A divided U.S. Supreme Court on Wednesday rejected an attempt by Philadelphia area residents to sue Comcast Corp. for antitrust violations allegedly committed as the company consolidated its hold of the Philadelphia cable market from 1998 to 2007.
In a 5 to 4 vote, the majority of justices overturned an appellate court decision that would have let the $876 million antitrust proceed.
Justice Antonin Scalia, writing for the court majority, said the Comcast subscribers didn’t have enough of a common interest to mount a class action suit.
“Respondents class action was improperly certified,” he wrote.
The subscribers lawsuit charged that Comcast’s purchase and the trades of Philadelphia area systems with rival cable companies raised cable prices and reduced choices for Philadelphia area subscribers.
A divided appellate court had allowed the case to go forward, accepting the contention of the subscribers that Comcast’s concentration served to reduce any likelihood competing cable providers would enter the Philadelphia market. The appellate court rejected other claims that Comcast’s monopolization of the market had lessened the impact of satellite providers, lessened local price competition and unfairly increased Comcast’s ability to wield bargaining power in negotiations with cable channels in ways that put other providers at a disadvantage.

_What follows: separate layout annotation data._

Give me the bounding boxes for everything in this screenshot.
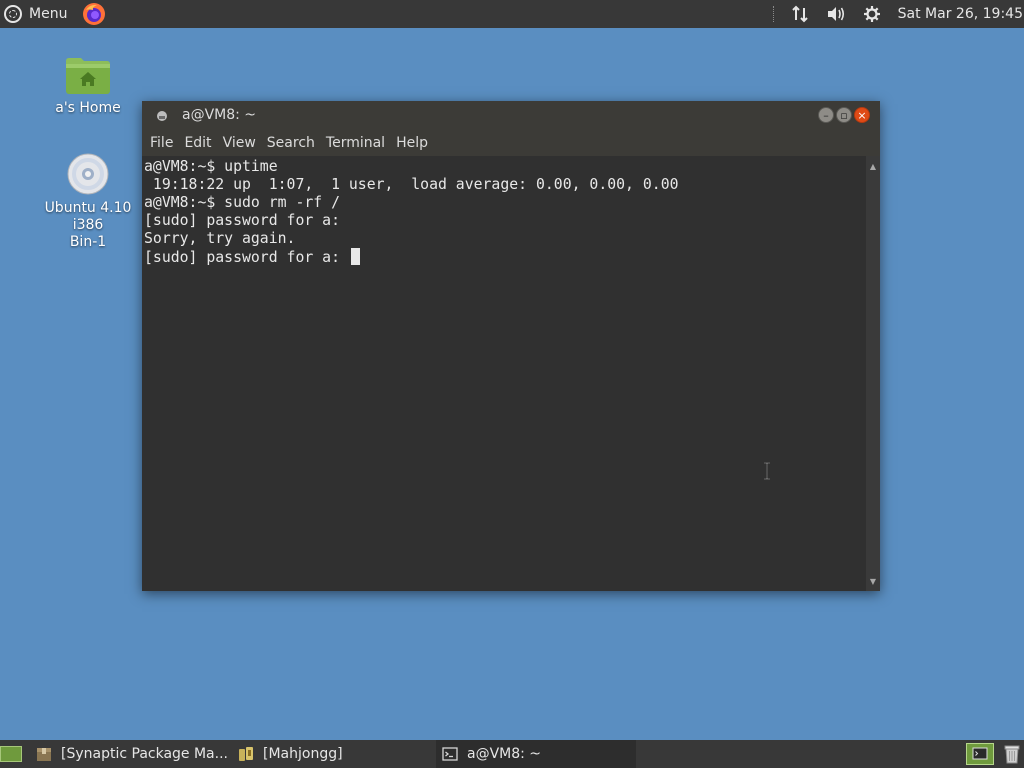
menu-search[interactable]: Search bbox=[266, 135, 316, 151]
maximize-button[interactable]: ▫ bbox=[836, 107, 852, 123]
scroll-up-icon[interactable]: ▲ bbox=[868, 159, 878, 173]
workspace-terminal-icon bbox=[972, 747, 988, 760]
terminal-line: [sudo] password for a: bbox=[144, 212, 340, 229]
menu-label: Menu bbox=[29, 6, 68, 22]
menu-terminal[interactable]: Terminal bbox=[325, 135, 386, 151]
terminal-window-icon bbox=[157, 111, 167, 121]
menu-edit[interactable]: Edit bbox=[183, 135, 212, 151]
cd-disc-icon bbox=[67, 153, 109, 195]
taskbar-item-mahjongg[interactable]: [Mahjongg] bbox=[238, 740, 428, 768]
terminal-line: Sorry, try again. bbox=[144, 230, 296, 247]
menu-button[interactable]: Menu bbox=[4, 3, 67, 25]
desktop-icon-home[interactable]: a's Home bbox=[33, 56, 143, 117]
taskbar-item-terminal[interactable]: a@VM8: ~ bbox=[436, 740, 636, 768]
settings-gear-icon[interactable] bbox=[862, 4, 882, 24]
vertical-scrollbar[interactable]: ▲ ▼ bbox=[866, 156, 880, 591]
terminal-icon bbox=[442, 747, 458, 761]
menu-file[interactable]: File bbox=[149, 135, 174, 151]
bottom-panel: [Synaptic Package Ma... [Mahjongg] a@VM8… bbox=[0, 740, 1024, 768]
terminal-line: 19:18:22 up 1:07, 1 user, load average: … bbox=[144, 176, 679, 193]
firefox-icon[interactable] bbox=[82, 2, 106, 26]
network-icon[interactable] bbox=[790, 4, 810, 24]
terminal-menu-bar: File Edit View Search Terminal Help bbox=[142, 130, 880, 156]
system-tray: Sat Mar 26, 19:45 bbox=[772, 0, 1024, 28]
window-title: a@VM8: ~ bbox=[182, 107, 257, 123]
home-folder-icon bbox=[66, 58, 110, 94]
terminal-prompt-line: [sudo] password for a: bbox=[144, 248, 360, 267]
taskbar-item-label: [Synaptic Package Ma... bbox=[61, 746, 228, 762]
desktop-icon-cd-label-line2: Bin-1 bbox=[69, 234, 107, 250]
desktop-icon-home-label: a's Home bbox=[55, 100, 121, 116]
menu-help[interactable]: Help bbox=[395, 135, 429, 151]
minimize-button[interactable]: – bbox=[818, 107, 834, 123]
terminal-window[interactable]: a@VM8: ~ – ▫ × File Edit View Search Ter… bbox=[142, 101, 880, 591]
terminal-line: a@VM8:~$ uptime bbox=[144, 158, 278, 175]
trash-icon[interactable] bbox=[1001, 743, 1023, 765]
terminal-prompt-text: [sudo] password for a: bbox=[144, 249, 349, 266]
scroll-down-icon[interactable]: ▼ bbox=[868, 574, 878, 588]
desktop-icon-cd-label-line1: Ubuntu 4.10 i386 bbox=[44, 200, 132, 233]
desktop-icon-cd[interactable]: Ubuntu 4.10 i386 Bin-1 bbox=[33, 152, 143, 251]
taskbar-item-label: [Mahjongg] bbox=[263, 746, 343, 762]
top-panel: Menu Sat Mar 26, 19:45 bbox=[0, 0, 1024, 28]
terminal-line: a@VM8:~$ sudo rm -rf / bbox=[144, 194, 340, 211]
taskbar-item-synaptic[interactable]: [Synaptic Package Ma... bbox=[36, 740, 230, 768]
clock[interactable]: Sat Mar 26, 19:45 bbox=[898, 6, 1023, 22]
menu-view[interactable]: View bbox=[222, 135, 257, 151]
show-desktop-icon[interactable] bbox=[0, 746, 22, 762]
ubuntu-logo-icon bbox=[4, 5, 22, 23]
mahjongg-icon bbox=[239, 747, 253, 761]
text-cursor bbox=[350, 248, 360, 265]
title-bar[interactable]: a@VM8: ~ – ▫ × bbox=[142, 101, 880, 130]
taskbar-item-label: a@VM8: ~ bbox=[467, 746, 542, 762]
volume-icon[interactable] bbox=[826, 4, 846, 24]
tray-separator bbox=[772, 6, 776, 22]
close-button[interactable]: × bbox=[854, 107, 870, 123]
workspace-switcher-1[interactable] bbox=[966, 743, 994, 765]
package-icon bbox=[37, 748, 51, 761]
terminal-output[interactable]: a@VM8:~$ uptime 19:18:22 up 1:07, 1 user… bbox=[142, 156, 866, 591]
ibeam-cursor-icon bbox=[764, 462, 770, 480]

Scalia in his opinion wrote that the appellate court had failed to fully review Comcast’s arguments that the concentration hadn’t impacted cable rates that much.
He also wrote that questions about the individual damages due members of the class, “will inevitably overwhelm questions common to the class.”
Justice Ruth Bader Ginsburg, writing in dissent, said the court should have dismissed its review of the case as “improvidently granted” because the legal issues at stake turned out to be different from those the court granted for review.
“The court’s decision to review the merits of the district court’s certification order is both unwise and unfair to respondents,” she wrote.
She also suggested that the court majority’s appeared to substitute “its own view of the facts” for the facts in evidence and she warned it offered “a profoundly mistaken view of antitrust law.”
Comcast in a statement said it was pleased with the court decision.
“We are pleased that the Supreme Court found that a class should not have been certified in this case,” the statement said.